There are physiological benefits to eating early in the day. Your body’s sensitivity to insulin is greater in the morning, and people who eat soon after they wake up tend to have better appetite control throughout the day, says Comana. 

“Ghrelin is the hormone that triggers your desire to eat. When you wake up in the morning, as your body’s ramping up, if you don’t feed yourself, your liver glycogen stores get lower, and your ghrelin levels get higher. And then that sometimes triggers binge eating and an uncontrolled appetite,” he says. 

However, scheduling your eating window early in the day can leave you tempted to snack late at night. “In the morning, we’re distracted. We have an agenda,” Comana says. “The brain has just woken up. It’s fresh. It’s charged. But, later in the day, it’s like a muscle that has done a thousand repetitions. It’s weak and fatigued.” Faltering willpower combined with evening downtime can make sticking to a fast especially challenging. 

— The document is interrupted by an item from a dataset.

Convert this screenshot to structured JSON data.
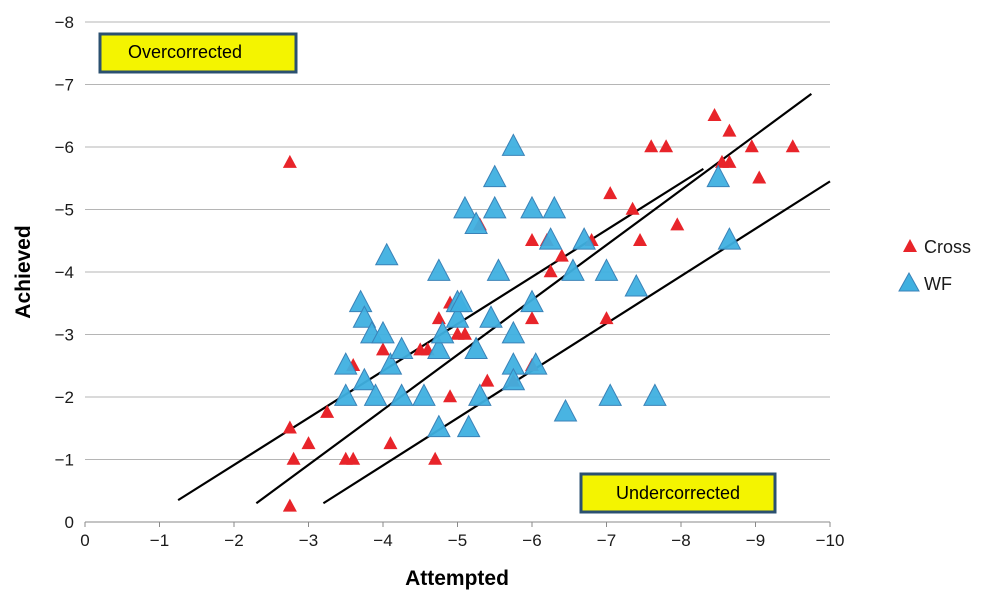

Ideally, your workouts should also coincide with your eating window. If you typically train in the evening, fasting can take a toll on your performance and recovery if you can’t fuel appropriately. “You can’t deprive yourself of carbohydrates because that’s your fuel for your workout. Carbohydrates are also used for recovery,” Sklaver says. And protein, of course, is crucial to muscle-building. 

Intermittent fasting may not be a sustainable, long-term solution. 

Many people who attempt intermittent fasting do so on their own, without the guidance of a dietitian or healthcare professional, using the numbers on the scale as their primary metric. If they experience weight loss, they assume the diet is working and may continue to restrict their calories indefinitely. However, maintaining a restrictive diet for an extended period of time can have adverse health effects. 

“You may be thinking, ‘I’m losing weight. It seems to be working.’ But from the standpoint of your body’s natural physiology and metabolism, it may not be working for you,” says Comana. “For example, you might have elevated cortisol levels because you’re not getting enough calories,” says Comana. “I might be concerned that you’re not getting enough nutrients in your diet. You’re restricting your food, but then you also might be changing your food choices,” he says. 

“My suggestion would be you should consult with a dietitian who can evaluate the quality of your diet to determine whether it’s something that’s sustainable,” Comana says. “Not just sustainable from the fact that you have the ability to do it, but is it sustainable from a physiological standpoint?” 

Bottomline: In the end, the best diet is the one that works for you and that you can sustain over the long haul. It should fuel your physical activity and support your overall goals—especially if your goal is weight loss.